The Whining World
My wife and I are on our way to Butchart Gardens to celebrate our 47th anniversary. It is amazing to think that I have spent 2/3rds of my life with her. Butchart is on Vancouver Island which takes a ferry ride of 90 min from the mainland in Vancouver. It is a hard to imagine a more beautiful show garden in the world than Butchart. The colors and variety overwhelm you at nearly every step. As we are docking at Swartz Bay to begin the drive down to the gardens I am glancing out to see how the ship will dock. Along side me is a fellow Canadian tourist. It takes about 2 minutes into the conversation for him, a visitor from Ontario, to start complaining about the prime minister and something he did early on during the pandemic. I brush the comment aside, get back in the car, and have a gorgeous day. How could you not?

We are once again at the ferry terminal this time waiting to head back to the mainland around 5:30 pm. We head over to one of the stands and buy a smoothie. As I begin to say how great it was to get back to Butchart, the owner of the stand quickly begins to complain about the government bailing out Butchart to the tune of one million dollars. At this point my curiosity is peeked. Why have so many people become whiners? Mind you two people complaining about the government is a bit of an over-generalization on my part, but the question persists.
Earlier this year my wife had been in a car accident where she spent a few days in the hospital with a broken sternum. They also found some heart irregularities. Afterwards, the insurance company wrote off our car, gave us more than we thought and then paid for 6 months of various treatments for her. My daughter was also in the hospital twice this year. The cost to us as a family was exactly $0 for the hospitalization and treatment and, believe it or not, our insurance rates went down instead of up in the following year. Go figure. There is a lot of room for improvement in the medical system, for sure, but for the care that she got at no cost, I am very grateful. And the same care is available to every Canadian.
Back to the whiners. So what happens psychologically if you open the conversation with a complaint? It is very interesting. The complainer is protected because he is actively expressing negativity. He throws out the negative and expects the other person to be in rapport with his negativity. I am expected to agree with him and since there is very little he can do to change how the government works, then he can go about keeping his life status quo. He puts his change process into the hands of the government and looks for others to agree with him on how bad others are acting. This is a recipe for being a loser in life. It reminds me of the university professor in Canada who got fed up with having to be politically correct so now he goes around the world whining. Lots of people like the ones I met seem to follow him.
What are you feeling if you are whiner? Whining is the result of one of the most difficult negative emotions to overcome, and the one that tends to be the most destructive of relationships, envy. Envy is the negative emotion that is felt when there is a lot of desire, but very little motivation to make substantial internal changes that get positive results.
What if, instead of whining about the government, the man could have been astonished by the beauty around him and taken it all in. And what if the man selling me the smoothie, would have engaged me in a conversation about healthy living. Those are big what ifs! Envy prevents people from experiencing the best that exists in life. Instead of being grateful or engaging in positive experiences, it keeps life at a distance, protected by its desire with no positive action. When I lived in Brazil, much of the male population of the country depended on the Brazilian soccer team or their own club team winning to find some kind of joy in life. If a bunch of guys kicking a ball around did not perform well, then the press attacked them viciously as if they had committed mortal sin. The British press is even worse when it comes to sport. There is a lot of envy, hoping someone else will give joy, and not a lot of embracing of life in a positive manner.
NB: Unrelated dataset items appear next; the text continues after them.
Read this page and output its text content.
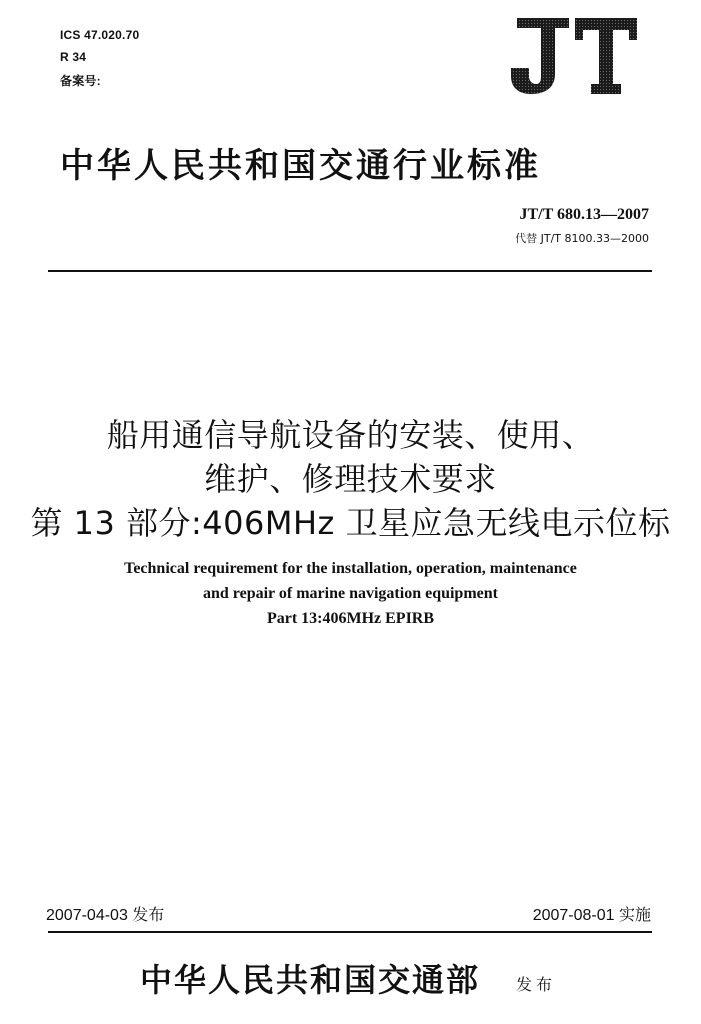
ICS 47.020.70
R 34
备案号:
JT
中华人民共和国交通行业标准
JT/T 680.13—2007
代替 JT/T 8100.33—2000
船用通信导航设备的安装、使用、
维护、修理技术要求
第 13 部分:406MHz 卫星应急无线电示位标
Technical requirement for the installation, operation, maintenance
and repair of marine navigation equipment
Part 13:406MHz EPIRB
2007-04-03 发布	2007-08-01 实施
中华人民共和国交通部 发布
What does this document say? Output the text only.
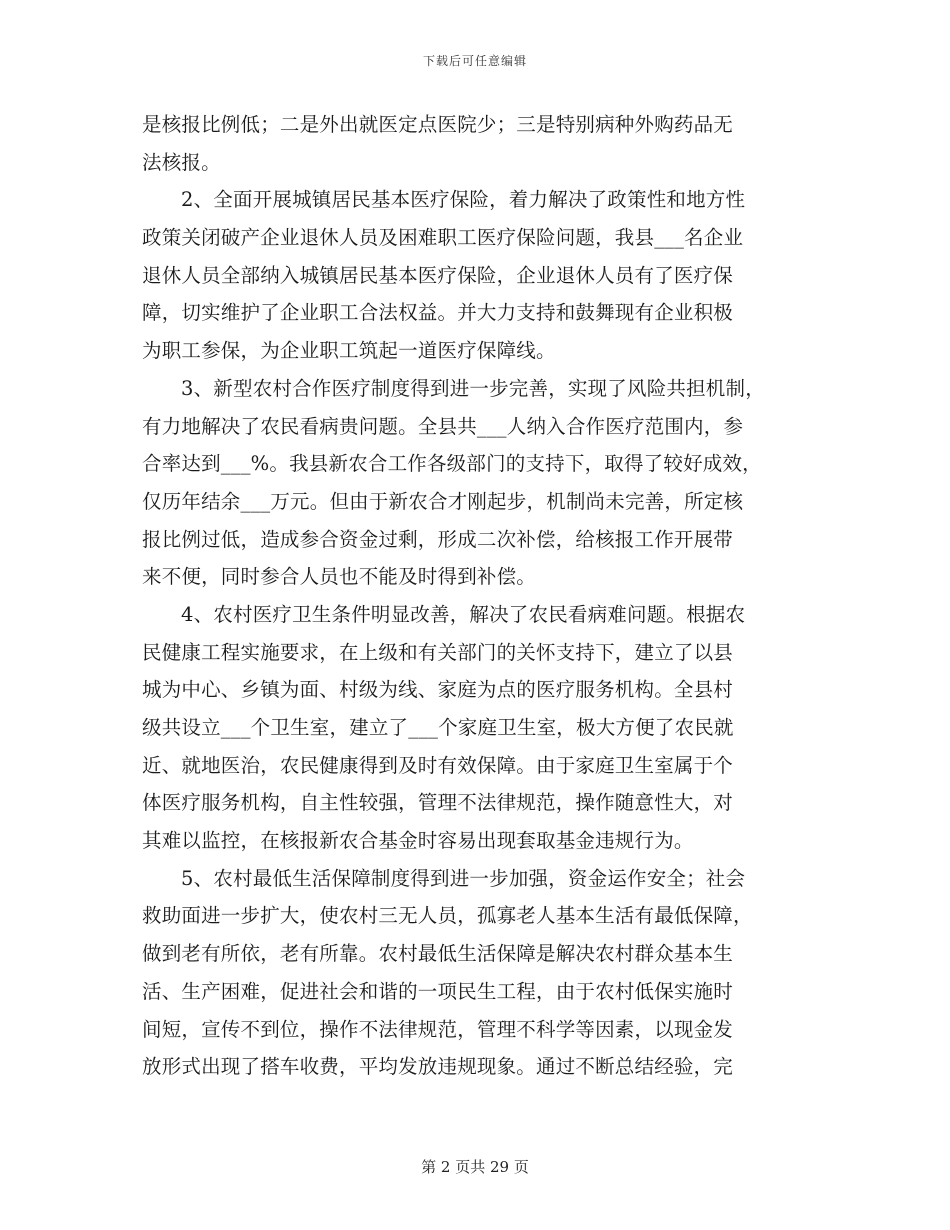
下载后可任意编辑
是核报比例低；二是外出就医定点医院少；三是特别病种外购药品无
法核报。
2、全面开展城镇居民基本医疗保险，着力解决了政策性和地方性
政策关闭破产企业退休人员及困难职工医疗保险问题，我县___名企业
退休人员全部纳入城镇居民基本医疗保险，企业退休人员有了医疗保
障，切实维护了企业职工合法权益。并大力支持和鼓舞现有企业积极
为职工参保，为企业职工筑起一道医疗保障线。
3、新型农村合作医疗制度得到进一步完善，实现了风险共担机制，
有力地解决了农民看病贵问题。全县共___人纳入合作医疗范围内，参
合率达到___%。我县新农合工作各级部门的支持下，取得了较好成效，
仅历年结余___万元。但由于新农合才刚起步，机制尚未完善，所定核
报比例过低，造成参合资金过剩，形成二次补偿，给核报工作开展带
来不便，同时参合人员也不能及时得到补偿。
4、农村医疗卫生条件明显改善，解决了农民看病难问题。根据农
民健康工程实施要求，在上级和有关部门的关怀支持下，建立了以县
城为中心、乡镇为面、村级为线、家庭为点的医疗服务机构。全县村
级共设立___个卫生室，建立了___个家庭卫生室，极大方便了农民就
近、就地医治，农民健康得到及时有效保障。由于家庭卫生室属于个
体医疗服务机构，自主性较强，管理不法律规范，操作随意性大，对
其难以监控，在核报新农合基金时容易出现套取基金违规行为。
5、农村最低生活保障制度得到进一步加强，资金运作安全；社会
救助面进一步扩大，使农村三无人员，孤寡老人基本生活有最低保障，
做到老有所依，老有所靠。农村最低生活保障是解决农村群众基本生
活、生产困难，促进社会和谐的一项民生工程，由于农村低保实施时
间短，宣传不到位，操作不法律规范，管理不科学等因素，以现金发
放形式出现了搭车收费，平均发放违规现象。通过不断总结经验，完
第 2 页共 29 页
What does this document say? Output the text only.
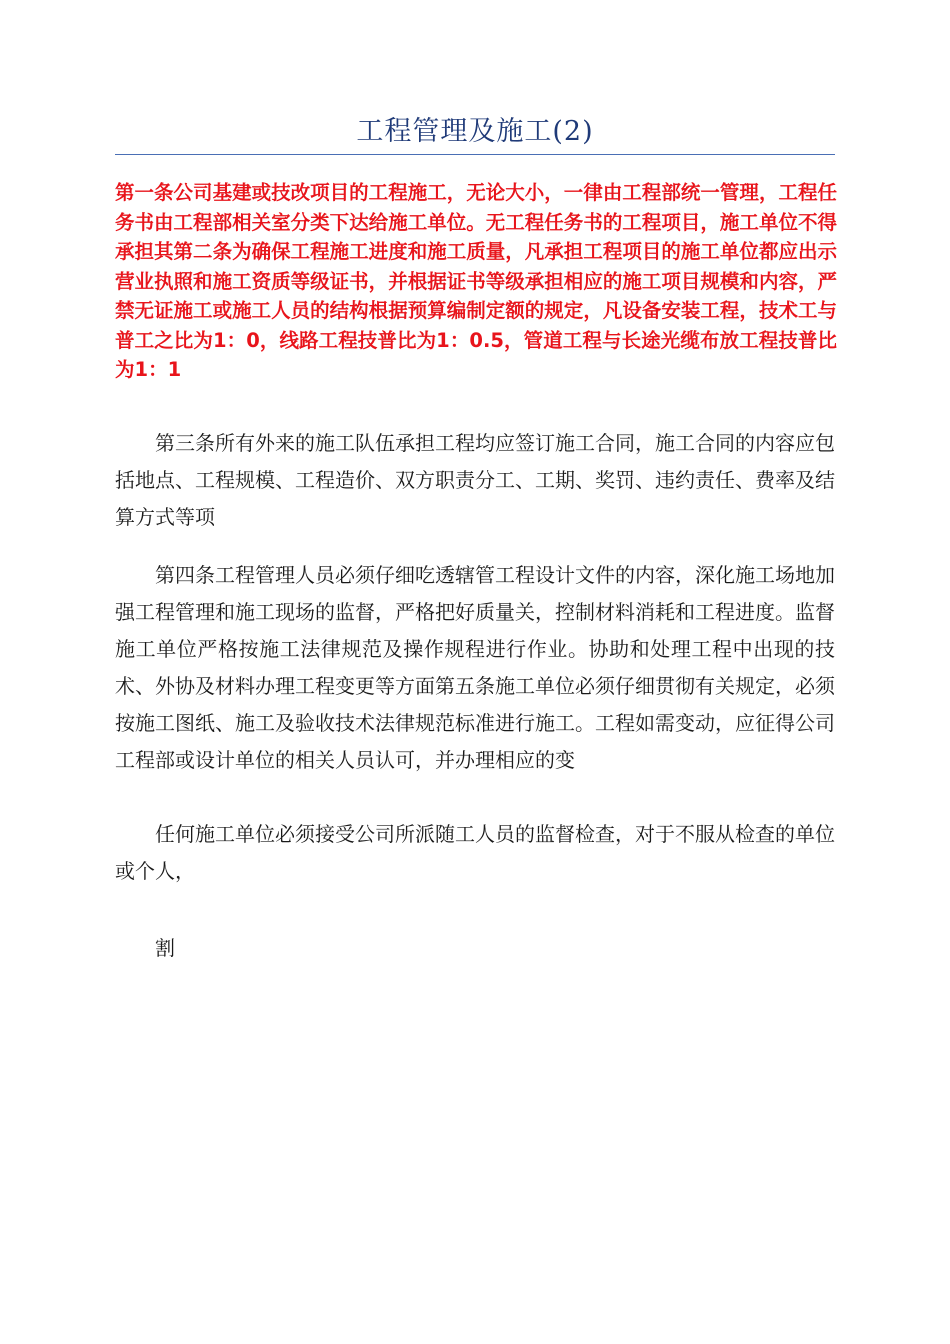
工程管理及施工(2)
第一条公司基建或技改项目的工程施工，无论大小，一律由工程部统一管理，工程任务书由工程部相关室分类下达给施工单位。无工程任务书的工程项目，施工单位不得承担其第二条为确保工程施工进度和施工质量，凡承担工程项目的施工单位都应出示营业执照和施工资质等级证书，并根据证书等级承担相应的施工项目规模和内容，严禁无证施工或施工人员的结构根据预算编制定额的规定，凡设备安装工程，技术工与普工之比为1：0，线路工程技普比为1：0.5，管道工程与长途光缆布放工程技普比为1：1

第三条所有外来的施工队伍承担工程均应签订施工合同，施工合同的内容应包括地点、工程规模、工程造价、双方职责分工、工期、奖罚、违约责任、费率及结算方式等项

第四条工程管理人员必须仔细吃透辖管工程设计文件的内容，深化施工场地加强工程管理和施工现场的监督，严格把好质量关，控制材料消耗和工程进度。监督施工单位严格按施工法律规范及操作规程进行作业。协助和处理工程中出现的技术、外协及材料办理工程变更等方面第五条施工单位必须仔细贯彻有关规定，必须按施工图纸、施工及验收技术法律规范标准进行施工。工程如需变动，应征得公司工程部或设计单位的相关人员认可，并办理相应的变

任何施工单位必须接受公司所派随工人员的监督检查，对于不服从检查的单位或个人，

割
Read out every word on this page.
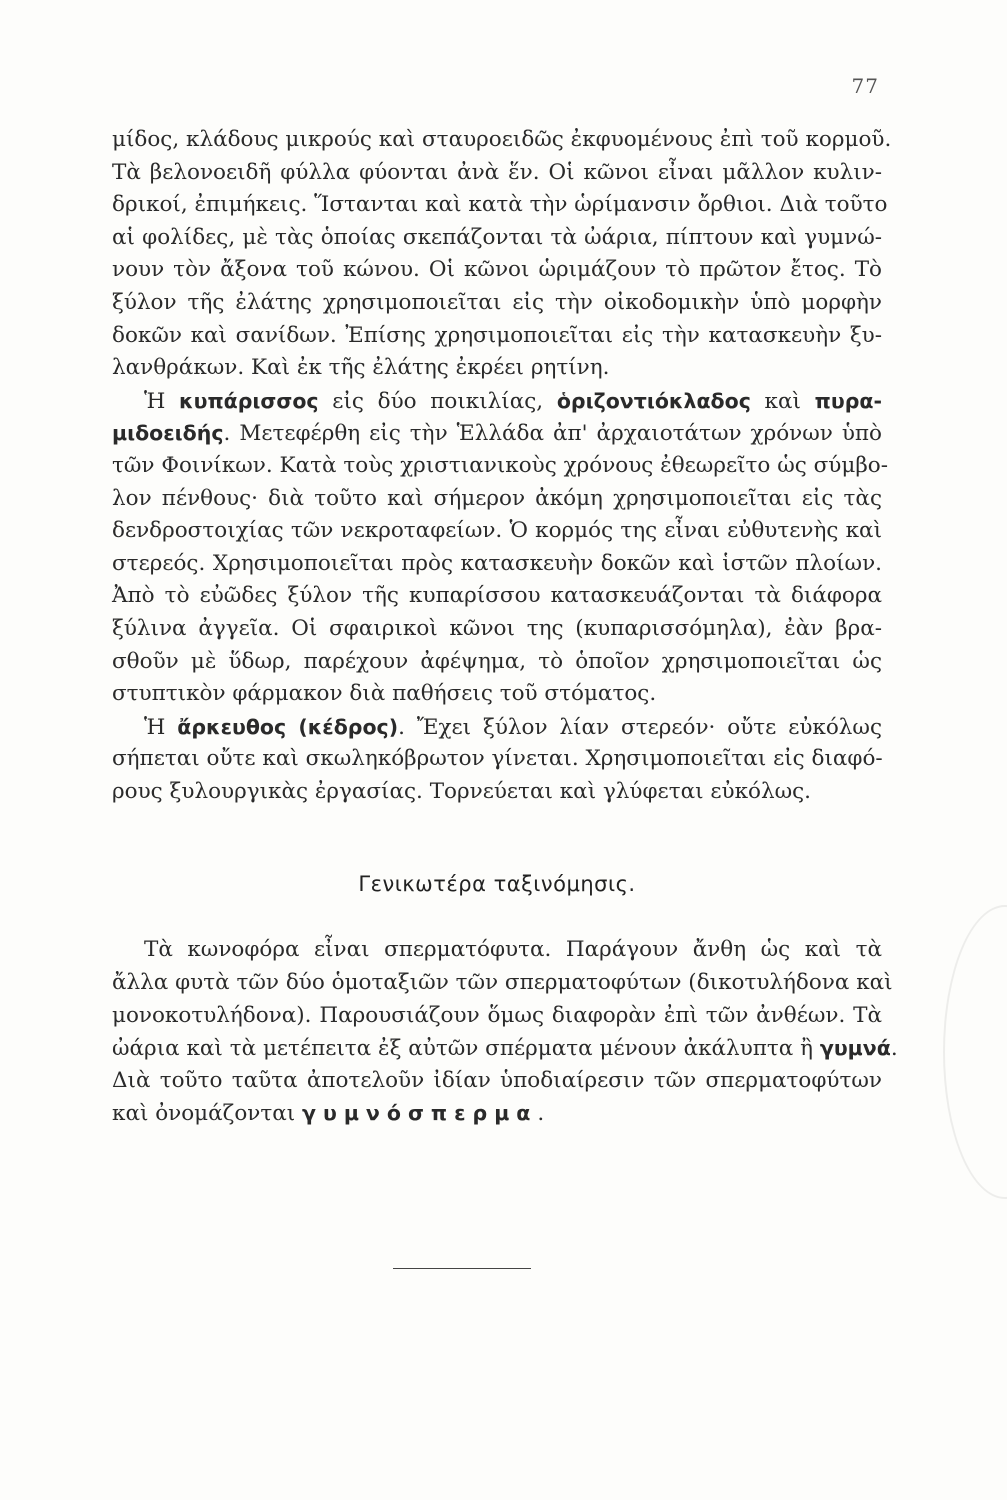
77
μίδος, κλάδους μικρούς καὶ σταυροειδῶς ἐκφυομένους ἐπὶ τοῦ κορμοῦ.
Τὰ βελονοειδῆ φύλλα φύονται ἀνὰ ἕν. Οἱ κῶνοι εἶναι μᾶλλον κυλιν-
δρικοί, ἐπιμήκεις. Ἵστανται καὶ κατὰ τὴν ὡρίμανσιν ὄρθιοι. Διὰ τοῦτο
αἱ φολίδες, μὲ τὰς ὁποίας σκεπάζονται τὰ ὠάρια, πίπτουν καὶ γυμνώ-
νουν τὸν ἄξονα τοῦ κώνου. Οἱ κῶνοι ὡριμάζουν τὸ πρῶτον ἔτος. Τὸ
ξύλον τῆς ἐλάτης χρησιμοποιεῖται εἰς τὴν οἰκοδομικὴν ὑπὸ μορφὴν
δοκῶν καὶ σανίδων. Ἐπίσης χρησιμοποιεῖται εἰς τὴν κατασκευὴν ξυ-
λανθράκων. Καὶ ἐκ τῆς ἐλάτης ἐκρέει ρητίνη.
Ἡ κυπάρισσος εἰς δύο ποικιλίας, ὁριζοντιόκλαδος καὶ πυρα-
μιδοειδής. Μετεφέρθη εἰς τὴν Ἑλλάδα ἀπ' ἀρχαιοτάτων χρόνων ὑπὸ
τῶν Φοινίκων. Κατὰ τοὺς χριστιανικοὺς χρόνους ἐθεωρεῖτο ὡς σύμβο-
λον πένθους· διὰ τοῦτο καὶ σήμερον ἀκόμη χρησιμοποιεῖται εἰς τὰς
δενδροστοιχίας τῶν νεκροταφείων. Ὁ κορμός της εἶναι εὐθυτενὴς καὶ
στερεός. Χρησιμοποιεῖται πρὸς κατασκευὴν δοκῶν καὶ ἱστῶν πλοίων.
Ἀπὸ τὸ εὐῶδες ξύλον τῆς κυπαρίσσου κατασκευάζονται τὰ διάφορα
ξύλινα ἀγγεῖα. Οἱ σφαιρικοὶ κῶνοι της (κυπαρισσόμηλα), ἐὰν βρα-
σθοῦν μὲ ὕδωρ, παρέχουν ἀφέψημα, τὸ ὁποῖον χρησιμοποιεῖται ὡς
στυπτικὸν φάρμακον διὰ παθήσεις τοῦ στόματος.
Ἡ ἄρκευθος (κέδρος). Ἔχει ξύλον λίαν στερεόν· οὔτε εὐκόλως
σήπεται οὔτε καὶ σκωληκόβρωτον γίνεται. Χρησιμοποιεῖται εἰς διαφό-
ρους ξυλουργικὰς ἐργασίας. Τορνεύεται καὶ γλύφεται εὐκόλως.
Γενικωτέρα ταξινόμησις.
Τὰ κωνοφόρα εἶναι σπερματόφυτα. Παράγουν ἄνθη ὡς καὶ τὰ
ἄλλα φυτὰ τῶν δύο ὁμοταξιῶν τῶν σπερματοφύτων (δικοτυλήδονα καὶ
μονοκοτυλήδονα). Παρουσιάζουν ὅμως διαφορὰν ἐπὶ τῶν ἀνθέων. Τὰ
ὠάρια καὶ τὰ μετέπειτα ἐξ αὐτῶν σπέρματα μένουν ἀκάλυπτα ἢ γυμνά.
Διὰ τοῦτο ταῦτα ἀποτελοῦν ἰδίαν ὑποδιαίρεσιν τῶν σπερματοφύτων
καὶ ὀνομάζονται γυμνόσπερμα.
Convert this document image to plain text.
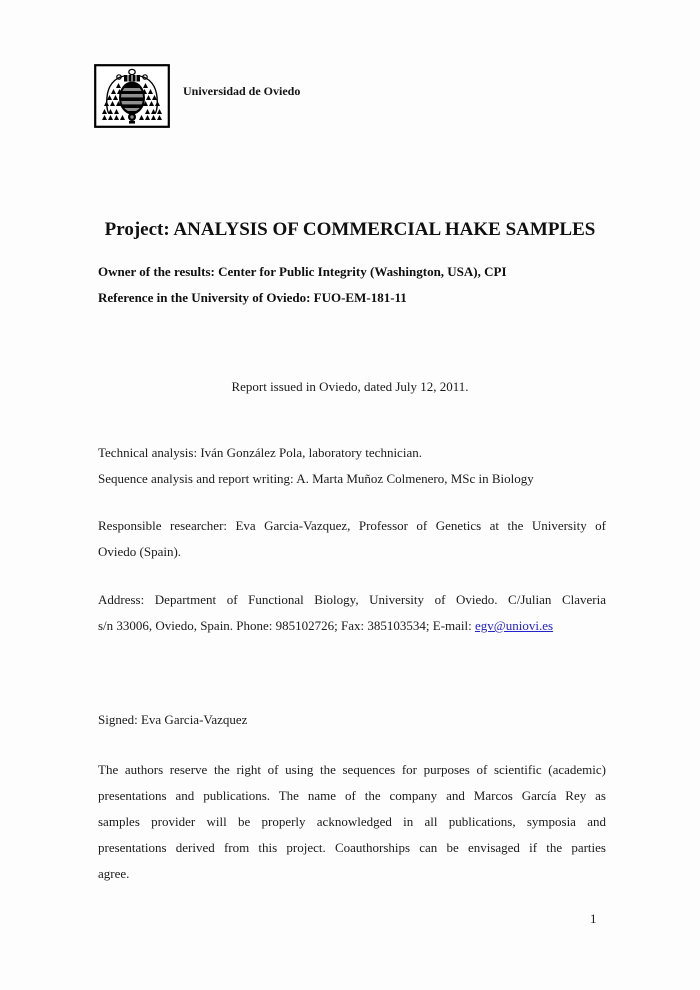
Universidad de Oviedo
Project: ANALYSIS OF COMMERCIAL HAKE SAMPLES
Owner of the results: Center for Public Integrity (Washington, USA), CPI
Reference in the University of Oviedo: FUO-EM-181-11
Report issued in Oviedo, dated July 12, 2011.
Technical analysis: Iván González Pola, laboratory technician.
Sequence analysis and report writing: A. Marta Muñoz Colmenero, MSc in Biology
Responsible researcher: Eva Garcia-Vazquez, Professor of Genetics at the University of
Oviedo (Spain).
Address: Department of Functional Biology, University of Oviedo. C/Julian Claveria
s/n 33006, Oviedo, Spain. Phone: 985102726; Fax: 385103534; E-mail: egv@uniovi.es
Signed: Eva Garcia-Vazquez
The authors reserve the right of using the sequences for purposes of scientific (academic)
presentations and publications. The name of the company and Marcos García Rey as
samples provider will be properly acknowledged in all publications, symposia and
presentations derived from this project. Coauthorships can be envisaged if the parties
agree.
1
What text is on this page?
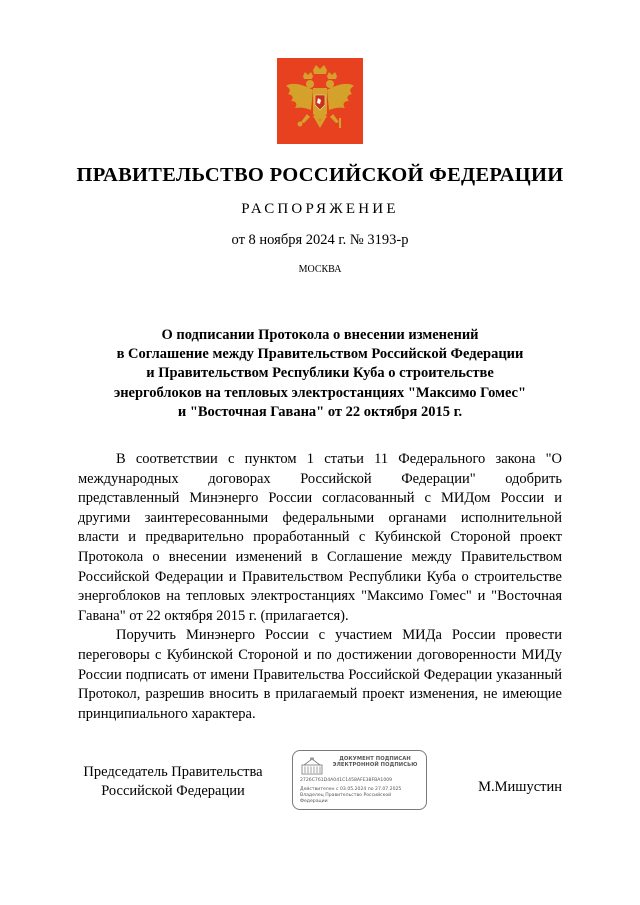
ПРАВИТЕЛЬСТВО РОССИЙСКОЙ ФЕДЕРАЦИИ
РАСПОРЯЖЕНИЕ
от 8 ноября 2024 г. № 3193-р
МОСКВА
О подписании Протокола о внесении изменений
в Соглашение между Правительством Российской Федерации
и Правительством Республики Куба о строительстве
энергоблоков на тепловых электростанциях "Максимо Гомес"
и "Восточная Гавана" от 22 октября 2015 г.

В соответствии с пунктом 1 статьи 11 Федерального закона "О международных договорах Российской Федерации" одобрить представленный Минэнерго России согласованный с МИДом России и другими заинтересованными федеральными органами исполнительной власти и предварительно проработанный с Кубинской Стороной проект Протокола о внесении изменений в Соглашение между Правительством Российской Федерации и Правительством Республики Куба о строительстве энергоблоков на тепловых электростанциях "Максимо Гомес" и "Восточная Гавана" от 22 октября 2015 г. (прилагается).

Поручить Минэнерго России с участием МИДа России провести переговоры с Кубинской Стороной и по достижении договоренности МИДу России подписать от имени Правительства Российской Федерации указанный Протокол, разрешив вносить в прилагаемый проект изменения, не имеющие принципиального характера.

Председатель Правительства
Российской Федерации
ДОКУМЕНТ ПОДПИСАН
ЭЛЕКТРОННОЙ ПОДПИСЬЮ
2726C761D4A041C1458AFE38FBA1009
Действителен с 03.05.2024 по 27.07.2025
Владелец Правительство Российской
Федерации
М.Мишустин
In the Olympic games the U.S. track and field team had 26 medals, more than twice as many as the next closest country, but what made the biggest news was that one man didn’t run as fast at he had been running and the 4 X 100 relay mishandled the baton. if the men’s basketball team had not won the gold medal, it would have been a national shame. What is that? It’s envy. It is wanting something for nothing, expecting something for nothing. On the other hand, when a young Australian rode to a gold medal run in the skateboarding competition, the person who first embraced him after the run was the American rider who had been in first place! You could see the same kind of embracing of the full experience in the sport climbing event as well. They all love to see each other perform well. When Andre Deplantis, competing for Sweden, but having a parent from both the U.S. and Sweden, won the pole vault competition, he personally went around to every competitor and embraced them. So it seems that it is possible to either whine about what someone else is not doing for you, or you can embrace the very best of life and go for it. That large sections of the population are whiners is a bit troubling.
We had a glorious day at Butchart. We embraced beauty and it gave us back so much.